Yemen: Beasley (Wfp), “qui è un inferno, la peggiore carestia della storia moderna”

Al termine di una visita di due giorni nello Yemen il direttore esecutivo dell’agenzia Onu World food programme (Wfp/Pam in italiano), David Beasley, ha lanciato un appello urgente alla pace in Yemen e ha chiesto fondi per aiutare le famiglie affamate più vulnerabili, con la peggiore carestia che il mondo abbia visto nella storia moderna. “Circa la metà della popolazione yemenita affronta gravi carenze di cibo, con milioni di persone a un passo dalla carestia. Non sono numeri, sono persone reali. È una situazione che spezza il cuore”, ha detto Beasley. “Condizioni simili alla carestia stanno emergendo in tutto lo Yemen e la risposta è semplice.
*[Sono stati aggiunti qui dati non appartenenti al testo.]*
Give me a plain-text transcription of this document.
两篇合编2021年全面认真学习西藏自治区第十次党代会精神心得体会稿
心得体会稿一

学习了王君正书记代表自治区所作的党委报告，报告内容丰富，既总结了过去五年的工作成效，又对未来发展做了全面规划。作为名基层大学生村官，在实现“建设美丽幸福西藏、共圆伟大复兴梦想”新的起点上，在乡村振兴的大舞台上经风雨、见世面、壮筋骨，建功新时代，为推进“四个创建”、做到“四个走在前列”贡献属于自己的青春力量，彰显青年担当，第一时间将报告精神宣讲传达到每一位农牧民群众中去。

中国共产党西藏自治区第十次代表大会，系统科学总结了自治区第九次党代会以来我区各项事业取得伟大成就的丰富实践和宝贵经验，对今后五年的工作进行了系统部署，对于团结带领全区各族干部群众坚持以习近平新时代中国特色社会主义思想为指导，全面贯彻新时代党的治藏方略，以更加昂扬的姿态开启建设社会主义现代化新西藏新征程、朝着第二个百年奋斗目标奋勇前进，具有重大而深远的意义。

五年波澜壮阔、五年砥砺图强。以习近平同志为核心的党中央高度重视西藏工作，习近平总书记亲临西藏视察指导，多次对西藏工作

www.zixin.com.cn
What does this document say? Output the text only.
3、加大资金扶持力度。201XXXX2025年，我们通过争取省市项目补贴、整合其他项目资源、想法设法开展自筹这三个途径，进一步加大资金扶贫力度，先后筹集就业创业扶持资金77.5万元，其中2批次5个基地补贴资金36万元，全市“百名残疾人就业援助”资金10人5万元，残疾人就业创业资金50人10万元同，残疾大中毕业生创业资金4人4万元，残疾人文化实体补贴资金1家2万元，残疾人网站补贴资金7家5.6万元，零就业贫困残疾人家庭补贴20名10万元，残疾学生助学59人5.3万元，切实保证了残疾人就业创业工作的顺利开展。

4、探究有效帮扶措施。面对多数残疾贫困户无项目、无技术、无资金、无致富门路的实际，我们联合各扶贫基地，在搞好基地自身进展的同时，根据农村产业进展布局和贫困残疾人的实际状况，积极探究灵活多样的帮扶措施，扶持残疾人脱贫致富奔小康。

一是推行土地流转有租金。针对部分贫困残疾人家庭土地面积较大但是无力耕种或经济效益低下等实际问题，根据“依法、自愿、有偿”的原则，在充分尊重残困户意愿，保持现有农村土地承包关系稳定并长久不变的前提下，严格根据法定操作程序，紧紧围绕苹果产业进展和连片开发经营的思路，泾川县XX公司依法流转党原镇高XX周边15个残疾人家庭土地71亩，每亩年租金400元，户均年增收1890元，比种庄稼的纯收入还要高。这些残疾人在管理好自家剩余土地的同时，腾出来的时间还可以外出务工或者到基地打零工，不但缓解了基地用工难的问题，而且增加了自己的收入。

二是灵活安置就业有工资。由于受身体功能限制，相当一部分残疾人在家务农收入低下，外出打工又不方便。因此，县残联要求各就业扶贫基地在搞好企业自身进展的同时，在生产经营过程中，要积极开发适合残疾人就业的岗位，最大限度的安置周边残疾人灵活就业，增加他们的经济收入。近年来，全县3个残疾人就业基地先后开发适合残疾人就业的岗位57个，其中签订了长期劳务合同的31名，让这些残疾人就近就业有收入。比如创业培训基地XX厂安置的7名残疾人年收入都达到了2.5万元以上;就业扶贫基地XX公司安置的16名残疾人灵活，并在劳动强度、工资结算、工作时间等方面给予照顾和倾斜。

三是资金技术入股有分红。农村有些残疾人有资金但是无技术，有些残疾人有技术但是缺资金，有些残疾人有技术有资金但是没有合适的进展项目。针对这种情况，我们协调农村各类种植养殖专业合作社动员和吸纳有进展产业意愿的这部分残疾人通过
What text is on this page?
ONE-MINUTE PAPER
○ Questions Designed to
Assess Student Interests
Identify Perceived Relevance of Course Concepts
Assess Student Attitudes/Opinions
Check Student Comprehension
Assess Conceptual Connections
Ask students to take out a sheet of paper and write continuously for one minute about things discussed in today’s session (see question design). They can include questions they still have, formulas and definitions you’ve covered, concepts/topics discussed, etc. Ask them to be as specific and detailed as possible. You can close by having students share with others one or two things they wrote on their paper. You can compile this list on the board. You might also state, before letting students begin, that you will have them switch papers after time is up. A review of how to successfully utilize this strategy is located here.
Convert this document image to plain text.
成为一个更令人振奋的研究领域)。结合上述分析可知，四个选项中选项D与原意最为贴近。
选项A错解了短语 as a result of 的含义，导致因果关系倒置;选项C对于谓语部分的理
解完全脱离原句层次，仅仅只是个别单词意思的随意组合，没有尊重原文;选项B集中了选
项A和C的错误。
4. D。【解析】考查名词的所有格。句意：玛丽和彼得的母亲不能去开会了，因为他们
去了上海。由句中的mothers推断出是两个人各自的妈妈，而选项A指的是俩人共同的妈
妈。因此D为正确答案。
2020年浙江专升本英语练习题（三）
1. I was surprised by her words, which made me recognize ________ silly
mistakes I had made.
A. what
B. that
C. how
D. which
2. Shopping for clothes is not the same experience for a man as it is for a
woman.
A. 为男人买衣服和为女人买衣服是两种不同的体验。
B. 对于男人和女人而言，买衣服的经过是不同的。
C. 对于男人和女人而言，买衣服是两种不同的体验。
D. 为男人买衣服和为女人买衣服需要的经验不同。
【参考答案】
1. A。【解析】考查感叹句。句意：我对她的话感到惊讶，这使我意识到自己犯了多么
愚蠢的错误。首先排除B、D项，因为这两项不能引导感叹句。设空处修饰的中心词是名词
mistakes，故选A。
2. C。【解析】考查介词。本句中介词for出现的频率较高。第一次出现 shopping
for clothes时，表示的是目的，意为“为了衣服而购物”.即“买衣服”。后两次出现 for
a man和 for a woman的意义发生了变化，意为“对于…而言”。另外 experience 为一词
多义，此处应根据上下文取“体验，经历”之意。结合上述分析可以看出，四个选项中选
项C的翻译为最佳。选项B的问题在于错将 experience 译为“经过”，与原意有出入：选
Esiste un vaccino e si chiama cibo. Abbiamo bisogno di una sola cosa per salvare vite: di finanziamenti”. In Sana’a, Beasley ha visitato un ospedale e visto di persona il devastante costo della malnutrizione sui bambini yemeniti. La metà dei bambini al di sotto dei cinque anni – 2,3 milioni di piccoli – soffriranno la malnutrizione acuta quest’anno, con circa 400.000 di loro che ne soffriranno in maniera grave e che potrebbero perdere la vita senza delle cure urgenti. “Negli ospedali di tutto il mondo, i reparti dei bambini risuonano con le urla o le risate dei piccoli. Qui in Yemen, invece, c’è un silenzio totale perché i bambini sono troppo malati e troppo deboli per urlare o ridere. E loro sono fortunati, perché sono riusciti ad arrivare in ospedale”, ha aggiunto Beasley. “Molte famiglie povere non possono permettersi di pagare il trasporto dei figli agli ospedali o, quando arrivano, vengono mandati indietro per mancanza di posti letto disponibili per i loro bambini malati”. Al momento, l’assistenza alimentare umanitaria è la prima linea di difesa contro un peggioramento della fame in Yemen, dove oltre 16 milioni di persone vivono nell’insicurezza alimentare. Circa 50.000 persone affrontano già condizioni simili alla carestia mentre ulteriori 5 milioni sono ad un passo dall’arrivarci. “È un inferno. È assolutamente orrendo. Lo Yemen sta diventando il peggior posto sulla terra e questo è totalmente dovuto all’azione dell’uomo”, ha detto Beasley. L’operazione del Wfp rimane sottofinanziata in modo critico: c’è bisogno di 1,9 miliardi di dollari per salvare le vite e fornire assistenza nel 2021.